Tsvangirai Misses SADC Troika Meeting On Zimbabwe
Zimbabwean opposition leader Morgan Tsvangirai will not attend today’s summit of the regional SADC grouping’s security Troika, derailing efforts by the body to resolve Zimbabwe’s political crisis.
Tsvangirai’s Movement for Democratic Change (MDC) party said he and his team of negotiators were not attending the summit in Swaziland after President Robert Mugabe’s government denied the opposition chief a passport to leave the country, giving him an emergency travel document valid for three days only.
The MDC urged the Southern African Development Community (SADC) to convene an extraordinary summit to look into Zimbabwe’s deadlocked power-sharing deal.
“He is not going. He was denied a passport,” MDC spokesman Nelson Chamisa told ZimOnline in Harare. “Our negotiators are also no longer going to Swaziland. They cannot go in the absence of our principal.”
Mugabe’s government has refused to issue Tsvangirai with a new passport for over three months after his old one was used up.
MDC chief negotiator Tendai Biti, who was in South Africa on his way to Swaziland before abandoning the trip, told journalists Mugabe and his ruling ZANU PF party were not ready for a unity government outlined under the September 15 power-sharing deal.

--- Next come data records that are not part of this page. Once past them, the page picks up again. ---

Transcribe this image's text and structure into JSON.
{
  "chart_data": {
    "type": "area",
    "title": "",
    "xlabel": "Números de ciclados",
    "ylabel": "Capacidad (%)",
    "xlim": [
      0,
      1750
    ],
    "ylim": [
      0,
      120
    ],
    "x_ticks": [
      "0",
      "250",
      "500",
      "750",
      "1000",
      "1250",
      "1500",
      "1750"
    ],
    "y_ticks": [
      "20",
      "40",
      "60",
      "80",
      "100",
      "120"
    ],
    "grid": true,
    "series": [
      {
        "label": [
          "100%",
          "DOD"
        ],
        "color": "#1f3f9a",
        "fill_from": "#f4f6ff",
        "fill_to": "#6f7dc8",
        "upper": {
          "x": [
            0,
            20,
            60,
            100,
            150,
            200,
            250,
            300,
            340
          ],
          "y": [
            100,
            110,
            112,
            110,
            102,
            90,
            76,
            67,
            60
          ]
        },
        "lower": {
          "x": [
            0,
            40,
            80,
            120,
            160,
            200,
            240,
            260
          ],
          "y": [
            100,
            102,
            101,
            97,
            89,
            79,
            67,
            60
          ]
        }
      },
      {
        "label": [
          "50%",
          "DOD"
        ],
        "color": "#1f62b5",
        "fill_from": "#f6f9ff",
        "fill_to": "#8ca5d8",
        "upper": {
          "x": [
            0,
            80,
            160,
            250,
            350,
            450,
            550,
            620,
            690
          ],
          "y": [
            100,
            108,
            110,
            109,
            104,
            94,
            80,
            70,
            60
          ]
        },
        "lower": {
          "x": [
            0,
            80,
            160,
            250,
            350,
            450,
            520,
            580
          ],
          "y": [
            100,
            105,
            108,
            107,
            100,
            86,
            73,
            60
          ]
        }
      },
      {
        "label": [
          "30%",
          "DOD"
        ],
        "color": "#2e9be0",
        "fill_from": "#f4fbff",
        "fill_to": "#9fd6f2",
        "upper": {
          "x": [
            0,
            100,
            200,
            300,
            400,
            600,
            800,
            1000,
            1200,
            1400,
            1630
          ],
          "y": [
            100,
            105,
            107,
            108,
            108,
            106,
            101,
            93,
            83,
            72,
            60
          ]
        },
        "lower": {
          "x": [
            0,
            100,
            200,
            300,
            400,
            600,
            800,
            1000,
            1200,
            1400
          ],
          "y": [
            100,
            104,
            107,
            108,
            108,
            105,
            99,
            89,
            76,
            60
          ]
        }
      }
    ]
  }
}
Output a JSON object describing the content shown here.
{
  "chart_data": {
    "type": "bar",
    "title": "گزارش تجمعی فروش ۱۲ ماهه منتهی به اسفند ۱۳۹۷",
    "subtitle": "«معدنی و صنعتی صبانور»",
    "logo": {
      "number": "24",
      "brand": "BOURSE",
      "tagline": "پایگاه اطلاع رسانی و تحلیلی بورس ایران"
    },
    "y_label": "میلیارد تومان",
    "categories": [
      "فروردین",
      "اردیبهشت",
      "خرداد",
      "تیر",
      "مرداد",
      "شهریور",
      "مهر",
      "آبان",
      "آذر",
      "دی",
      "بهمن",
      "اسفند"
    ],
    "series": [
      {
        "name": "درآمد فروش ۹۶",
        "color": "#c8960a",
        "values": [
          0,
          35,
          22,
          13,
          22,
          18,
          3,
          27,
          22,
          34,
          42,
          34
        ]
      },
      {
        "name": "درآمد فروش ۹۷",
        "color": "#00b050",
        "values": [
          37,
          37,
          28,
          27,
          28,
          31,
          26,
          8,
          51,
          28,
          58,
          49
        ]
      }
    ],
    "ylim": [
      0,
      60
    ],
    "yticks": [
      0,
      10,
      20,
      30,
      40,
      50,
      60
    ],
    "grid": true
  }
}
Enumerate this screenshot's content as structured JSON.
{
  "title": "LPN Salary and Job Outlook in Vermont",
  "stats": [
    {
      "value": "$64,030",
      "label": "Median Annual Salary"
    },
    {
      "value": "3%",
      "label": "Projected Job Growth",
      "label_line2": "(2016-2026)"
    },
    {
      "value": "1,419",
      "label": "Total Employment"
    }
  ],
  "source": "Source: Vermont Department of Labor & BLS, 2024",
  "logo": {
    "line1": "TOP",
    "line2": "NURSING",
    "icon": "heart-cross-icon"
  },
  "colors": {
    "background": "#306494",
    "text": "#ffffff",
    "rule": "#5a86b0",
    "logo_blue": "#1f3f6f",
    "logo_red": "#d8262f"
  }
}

Biti said: “ZANU PF is not ready for a corporate government. It is continuing to work as if everything is normal in the country which is full of total collapse on all sectors . . . that is why we are saying its time that a full extraordinary summit for SADC must be held to look on the issue of Zimbabwe.
“We want an extraordinary SADC summit to look at the outstanding issues and to say enough is enough to ZANU PF and Robert Mugabe . . . SADC has that capacity to put a full stop to the crisis in Zimbabwe.”
Today’s meeting of the heads of state of Angola, Swaziland and Mozambique – comprising SADC’s organ on politics, defence and security – is aimed at trying to help Zimbabwe’s political rivals break a deadlock in negotiations on forming a Cabinet.
Mugabe arrived in Swaziland’s capital, Mbabane, on Sunday evening.
ZANU PF chief negotiator Patrick Chinamasa told journalists before leaving Harare that Mugabe’s party would resist any attempts by the SADC troika to dictate how the Zimbabwean parties should share key ministries in a unity government.
Zimbabwe’s historic power-sharing deal that was brokered by former South African President Thabo Mbeki on behalf of SADC retains Mugabe as president while Tsvangirai will become prime minister. Arthur Mutambara, who heads a splinter faction of the MDC, becomes deputy prime minister.
The agreement allots 15 Cabinet posts to ZANU PF, 13 to the Tsvangirai’s MDC and three to Mutambara’s faction.
However it is silent about who gets which specific posts and the rival parties have since the signing of the agreement wrangled over who should control the most powerful ministries such as defence, finance and home affairs.
Mugabe two weeks ago unilaterally allocated all powerful ministries to ZANU PF and Tsvangirai – who insists the MDC will not accept a junior role in the unity government – has said he will quit the deal if the veteran President does not reverse his decision on ministries.
A new government in Zimbabwe will have to move with speed to end an unprecedented economic crisis that is highlighted by the world’s highest inflation of 231 million percent, acute shortages of food, fuel, electricity, hard cash and every basic survival commodity.